MoDM, MADM and MEM: re-categorizing the software for managing mobile devices in the enterprise
Now that millions of tablets and tens of millions of smart-phones are being bought each year, additional management capabilities are required by all organizations whose employees wish to bring these to work and use them within the corporate environment. This is throwing up a myriad of new challenges. Arguably, this justifies a more extensive hierarchy which reflects the various different additional extended capabilities that are needed to satisfy an enterprise’s requirements for mobile. These might be called ‘MoDM’, ‘MADM’ and ‘MEM’.
Mobile Device Management – often reduced to MDM (which far too often is confused with that other ‘MDM’ – Meta Data Management) – is most often applied to software which assists enterprises to handle multiple mobile devices like mobile phones (and especially RIM’s Blackberries). This is an established field which emerged from the need to provide organizations with smart-phone configuration and management, including some levels of security. Many of the 40+ vendors that Constellation knows of in this space have been extending their products’ capabilities, most notably to include iOS devices (iPhones and iPads), Android devices (tablets and smart-phones) and (for some vendors) other devices like Windows Mobile, RIM’s QNX (used on the Playbook) and even Nokia’s fading Symbian. To remove the confusion with ‘traditional MDM’, this category might now be more happily referred to as MoDM.
MADM – Mobile Apps and Data Management – goes a distinct stage further than mobile phone configuration and management. With the purchase of smart-phones and tablets by the millions or tens of millions, the new endpoint to secure is less and less the device and more and more about the apps and data that run on each device. The issues here concern security and compliance but with an added complication. BYOD (Bring Your Own Device) is the term used to describe the reality* that ever more people are buying their own smart-phones and/or tablets, rather than their employer buying enterprise-dedicated devices – which has been the expectation for PCs and even for Blackberries. This different ownership generates a conflict of interest: the BYOD device is the property of the employee who may be happy to use it to support the organization’s objectives, but not if the organization insists on taking control of the device; at the same time organizations must avoid compromising their security of data and applications. One extreme approach is to forbid non-enterprise devices from being used for corporate purposes – but this has minimal chance of succeeding (except in certain circumstance, like secure government use). The previous mid-way solution – to provide a corporate mobile phone to employees with employees being responsible for any personal mobile phone – is less practical as mobile devices add capabilities and processing power. Furthermore, the sandbox model of both iOS and Android combines app and data so that the client/server approach used with PCs (and early smart-phones) in the past is no longer adequate to maintain adequate separation (then the data was on the sever and only presented on the client whereas now it may be within the app). MADM refers, therefore, to a category of solution which addresses the management of mobile device apps and data so that personal and organizational apps and data are kept distinct while still observing both the device owner’s interests and the requirements of the organization.

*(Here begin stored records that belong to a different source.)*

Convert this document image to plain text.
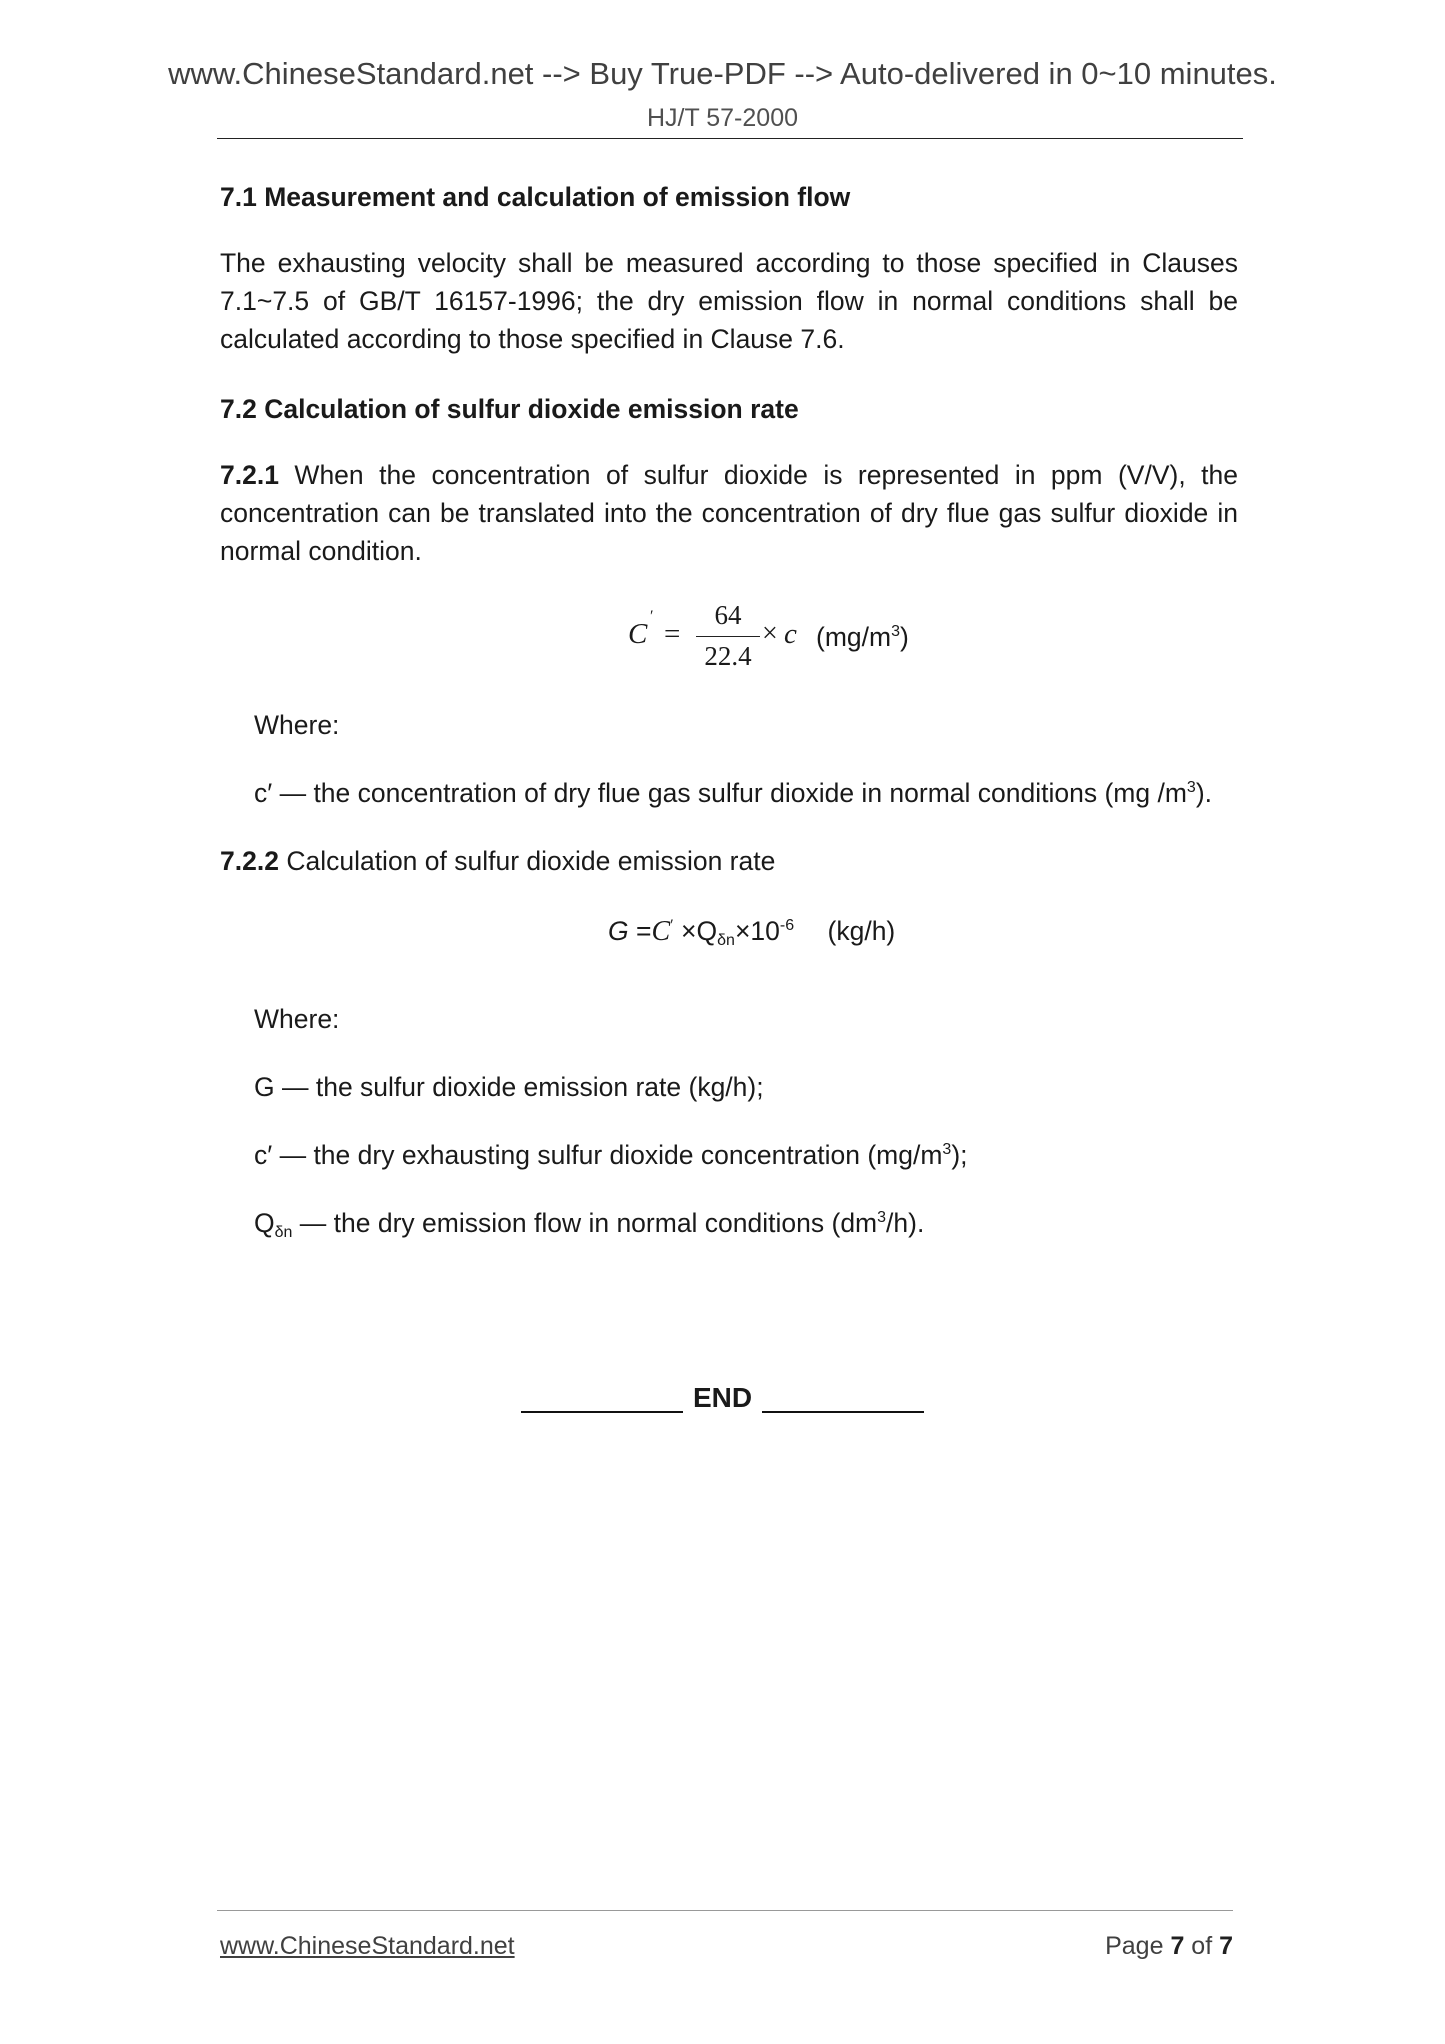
www.ChineseStandard.net --> Buy True-PDF --> Auto-delivered in 0~10 minutes.
HJ/T 57-2000
7.1 Measurement and calculation of emission flow
The exhausting velocity shall be measured according to those specified in Clauses 7.1~7.5 of GB/T 16157-1996; the dry emission flow in normal conditions shall be calculated according to those specified in Clause 7.6.
7.2 Calculation of sulfur dioxide emission rate
7.2.1 When the concentration of sulfur dioxide is represented in ppm (V/V), the concentration can be translated into the concentration of dry flue gas sulfur dioxide in normal condition.
C
′
=
64
22.4
× c $(mg/m^3)$
Where:
c′ — the concentration of dry flue gas sulfur dioxide in normal conditions (mg $/m^3$).
7.2.2 Calculation of sulfur dioxide emission rate
$G =C' \times Q_{\delta n}\times 10^{-6}$ (kg/h)
Where:
G — the sulfur dioxide emission rate (kg/h);
c′ — the dry exhausting sulfur dioxide concentration $(mg/m^3)$;
$Q_{\delta n}$ — the dry emission flow in normal conditions $(dm^3/h)$.
END
www.ChineseStandard.net	Page 7 of 7
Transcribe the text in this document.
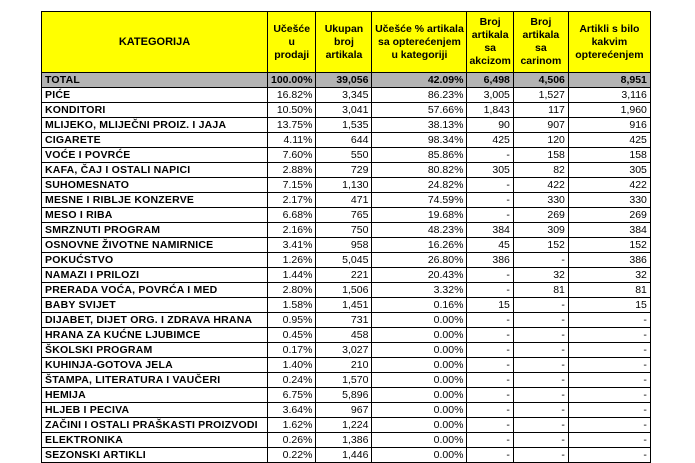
KATEGORIJA	Učešće u prodaji	Ukupan broj artikala	Učešće % artikala sa opterećenjem u kategoriji	Broj artikala sa akcizom	Broj artikala sa carinom	Artikli s bilo kakvim opterećenjem
TOTAL	100.00%	39,056	42.09%	6,498	4,506	8,951
PIĆE	16.82%	3,345	86.23%	3,005	1,527	3,116
KONDITORI	10.50%	3,041	57.66%	1,843	117	1,960
MLIJEKO, MLIJEČNI PROIZ. I JAJA	13.75%	1,535	38.13%	90	907	916
CIGARETE	4.11%	644	98.34%	425	120	425
VOĆE I POVRĆE	7.60%	550	85.86%	-	158	158
KAFA, ČAJ I OSTALI NAPICI	2.88%	729	80.82%	305	82	305
SUHOMESNATO	7.15%	1,130	24.82%	-	422	422
MESNE I RIBLJE KONZERVE	2.17%	471	74.59%	-	330	330
MESO I RIBA	6.68%	765	19.68%	-	269	269
SMRZNUTI PROGRAM	2.16%	750	48.23%	384	309	384
OSNOVNE ŽIVOTNE NAMIRNICE	3.41%	958	16.26%	45	152	152
POKUĆSTVO	1.26%	5,045	26.80%	386	-	386
NAMAZI I PRILOZI	1.44%	221	20.43%	-	32	32
PRERADA VOĆA, POVRĆA I MED	2.80%	1,506	3.32%	-	81	81
BABY SVIJET	1.58%	1,451	0.16%	15	-	15
DIJABET, DIJET ORG. I ZDRAVA HRANA	0.95%	731	0.00%	-	-	-
HRANA ZA KUĆNE LJUBIMCE	0.45%	458	0.00%	-	-	-
ŠKOLSKI PROGRAM	0.17%	3,027	0.00%	-	-	-
KUHINJA-GOTOVA JELA	1.40%	210	0.00%	-	-	-
ŠTAMPA, LITERATURA I VAUČERI	0.24%	1,570	0.00%	-	-	-
HEMIJA	6.75%	5,896	0.00%	-	-	-
HLJEB I PECIVA	3.64%	967	0.00%	-	-	-
ZAČINI I OSTALI PRAŠKASTI PROIZVODI	1.62%	1,224	0.00%	-	-	-
ELEKTRONIKA	0.26%	1,386	0.00%	-	-	-
SEZONSKI ARTIKLI	0.22%	1,446	0.00%	-	-	-
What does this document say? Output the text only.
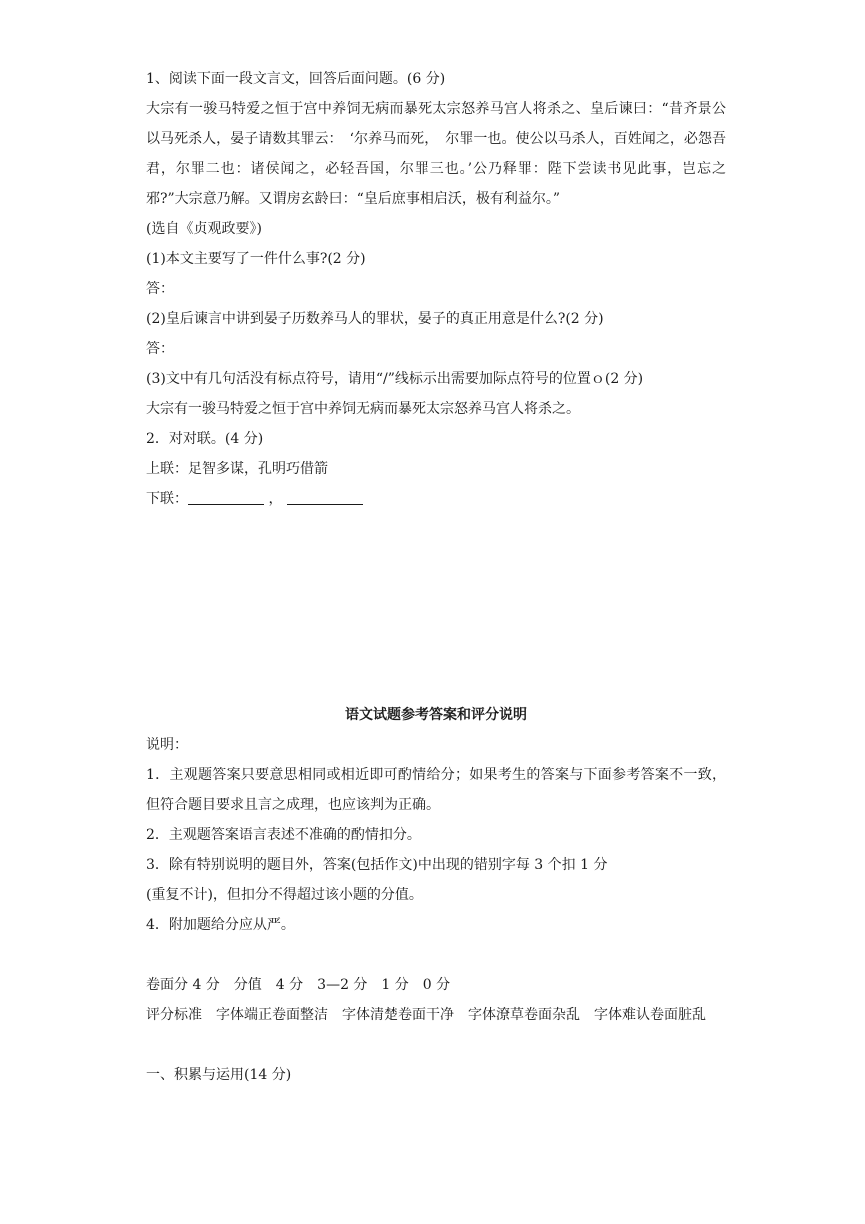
1、阅读下面一段文言文，回答后面问题。(6 分)
大宗有一骏马特爱之恒于宫中养饲无病而暴死太宗怒养马宫人将杀之、皇后谏曰：“昔齐景公以马死杀人，晏子请数其罪云：　‘尔养马而死，　尔罪一也。使公以马杀人，百姓闻之，必怨吾君，尔罪二也：诸侯闻之，必轻吾国，尔罪三也。’公乃释罪：陛下尝读书见此事，岂忘之邪?”大宗意乃解。又谓房玄龄曰：“皇后庶事相启沃，极有利益尔。”
(选自《贞观政要》)
(1)本文主要写了一件什么事?(2 分)
答：
(2)皇后谏言中讲到晏子历数养马人的罪状，晏子的真正用意是什么?(2 分)
答：
(3)文中有几句活没有标点符号，请用“/”线标示出需要加际点符号的位置ｏ(2 分)
大宗有一骏马特爱之恒于宫中养饲无病而暴死太宗怒养马宫人将杀之。
2．对对联。(4 分)
上联：足智多谋，孔明巧借箭
下联：	，
语文试题参考答案和评分说明
说明：
1．主观题答案只要意思相同或相近即可酌情给分；如果考生的答案与下面参考答案不一致，但符合题目要求且言之成理，也应该判为正确。
2．主观题答案语言表述不准确的酌情扣分。
3．除有特别说明的题目外，答案(包括作文)中出现的错别字每 3 个扣 1 分
(重复不计)，但扣分不得超过该小题的分值。
4．附加题给分应从严。
卷面分 4 分　分值　4 分　3—2 分　1 分　0 分
评分标准　字体端正卷面整洁　字体清楚卷面干净　字体潦草卷面杂乱　字体难认卷面脏乱
一、积累与运用(14 分)
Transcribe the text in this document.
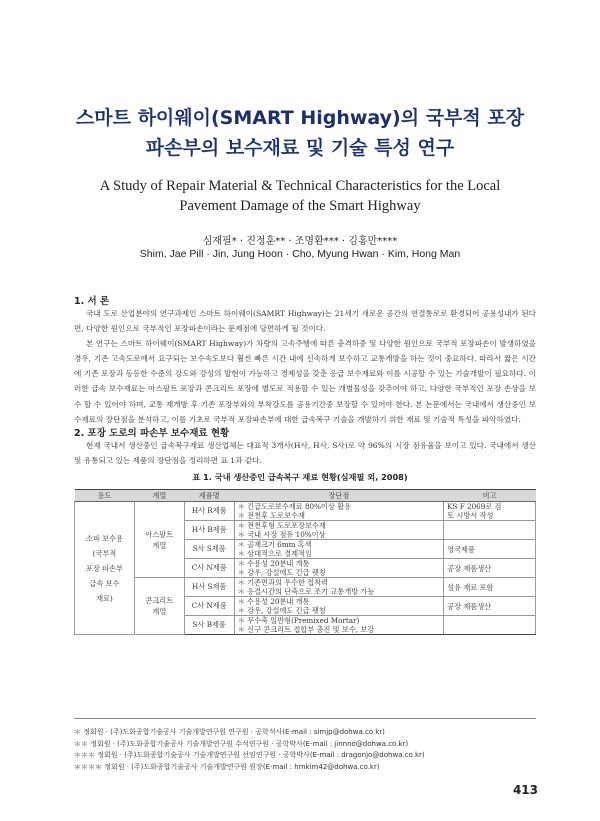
스마트 하이웨이(SMART Highway)의 국부적 포장
파손부의 보수재료 및 기술 특성 연구
A Study of Repair Material & Technical Characteristics for the Local
Pavement Damage of the Smart Highway
심재필* · 진정훈** · 조명환*** · 김홍만****
Shim, Jae Pill · Jin, Jung Hoon · Cho, Myung Hwan · Kim, Hong Man
1. 서 론

국내 도로 산업분야의 연구과제인 스마트 하이웨이(SAMRT Highway)는 21세기 새로운 공간의 연결통로로 환경되어 공용성내가 된다면, 다양한 원인으로 국부적인 포장파손이라는 문제점에 당면하게 될 것이다.

본 연구는 스마트 하이웨이(SMART Highway)가 차량의 고속주행에 따른 충격하중 및 다양한 원인으로 국부적 포장파손이 발생하였을 경우, 기존 고속도로에서 요구되는 보수속도보다 훨씬 빠른 시간 내에 신속하게 보수하고 교통개방을 하는 것이 중요하다. 따라서 짧은 시간에 기존 포장과 동등한 수준의 강도와 강성의 발현이 가능하고 경제성을 갖춘 응급 보수재료와 이를 시공할 수 있는 기술개발이 필요하다. 이러한 급속 보수재료는 아스팔트 포장과 콘크리트 포장에 별도로 적용할 수 있는 개별물성을 갖추어야 하고, 다양한 국부적인 포장 손상을 보수 할 수 있어야 하며, 교통 재개방 후 기존 포장부와의 부착강도를 공용기간중 보장할 수 있어야 한다. 본 논문에서는 국내에서 생산중인 보수재료의 장단점을 분석하고, 이를 기초로 국부적 포장파손부에 대한 급속복구 기술을 개발하기 위한 재료 및 기술적 특성을 파악하였다.

2. 포장 도로의 파손부 보수재료 현황

현재 국내서 생산중인 급속복구재료 생산업체는 대표적 3개사(H사, H사, S사)로 약 96%의 시장 점유율을 보이고 있다. 국내에서 생산 및 유통되고 있는 제품의 장단점을 정리하면 표 1과 같다.

표 1. 국내 생산중인 급속복구 재료 현황(심재필 외, 2008)
용도	계열	제품명	장단점	비고

소파 보수용
(국부적
포장 파손부
급속 보수
재료)	아스팔트
계열	H사 R제품	＊ 긴급도로보수재료 80%이상 활용
＊ 전천후 도로보수재	KS F 2069로 검
토 시방서 작성

		H사 B제품	＊ 전천후형 도로포장보수재
＊ 국내 시장 점유 10%이상	

		S사 S제품	＊ 골재크기 6mm 혹색
＊ 상대적으로 경제적임	영국제품

		C사 N제품	＊ 수용성 20분내 개통
＊ 강우, 강설에도 긴급 팻칭	공장 제품생산

	콘크리트
계열	H사 S제품	＊ 기존면과의 우수한 접착력
＊ 응결시간의 단축으로 조기 교통개방 가능	섬유 재료 포함

		C사 N제품	＊ 수용성 20분내 개통
＊ 강우, 강설에도 긴급 팻칭	공장 제품생산

		S사 B제품	＊ 무수축 일반형(Premixed Mortar)
＊ 신구 콘크리트 접합부 충진 및 보수, 보강	

＊ 정회원 · (주)도화종합기술공사 기술개발연구원 연구원 · 공학석사(E-mail : simjp@dohwa.co.kr)
＊＊ 정회원 · (주)도화종합기술공사 기술개발연구원 수석연구원 · 공학박사(E-mail : jinnno@dohwa.co.kr)
＊＊＊ 정회원 · (주)도화종합기술공사 기술개발연구원 선임연구원 · 공학박사(E-mail : dragonjo@dohwa.co.kr)
＊＊＊＊ 정회원 · (주)도화종합기술공사 기술개발연구원 원장(E-mail : hmkim42@dohwa.co.kr)
413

MEM – Mobile Enterprise Management – goes beyond MADM. MEM should provide the total solution (including the functions of MoDM and MADM) within an architected approach that manages everything from: deployment and delivery of apps/data to and from devices; a delineated separation between app developers, whether internal or external, administrators and users; the capability to handle multiple destination platforms (preferably without needing separate functions to be developed); and adaptability as platforms change. MEM must also be able to scale (to tens of thousands or more users) and operate across boundaries (organizational, political, geographical, etc.). It must be able to distinguish between point and policy requirements, for example whether storage can be local temporarily for when someone is offline, and be able to police as well as verify this. All this must occur while recognizing the need to observe relevant regulatory and legislative requirements (SOXX, HIPAA, etc.) and provide the necessary supporting documentation to demonstrate that compliance.
MoDM today is broadly mature, but limited. MADM is becoming a bigger and bigger concern, at least in those organizations that understand the issues. MEM is broader and deeper still. Indeed MEM, to work, requires some form of architected approach so that, for example, compliance is provable.
MADM and MEM solutions are emerging. Enterprises that wish to accommodate BYOD (after all this has attractions as it can reduce capital costs and maintenance) while also keeping employees productive need to take action. They must understand that MADM and MEM are different to and move beyond MoDM – which is why these additional categories are desirable. They draw attention where enterprises need to focus.
* for example, see Consumerization of IT report (September 2011) from Dimension Research which found that “87% of employees use personal devices for work”.
Note 1 Constellation will shortly be producing a Quark (short report) which explores what clients should expect from each of MoDM, MADM and MEM. This will be followed by a Constellation Report which examines the vendors which supply MoDM, MADM and MEM.
Note 2 Constellation is researching the potential for a Constellation Enterprise Mobility Maturity Index (CEMMI) via which enterprises can self-assess their current and future positioning, and compare this to other enterprises.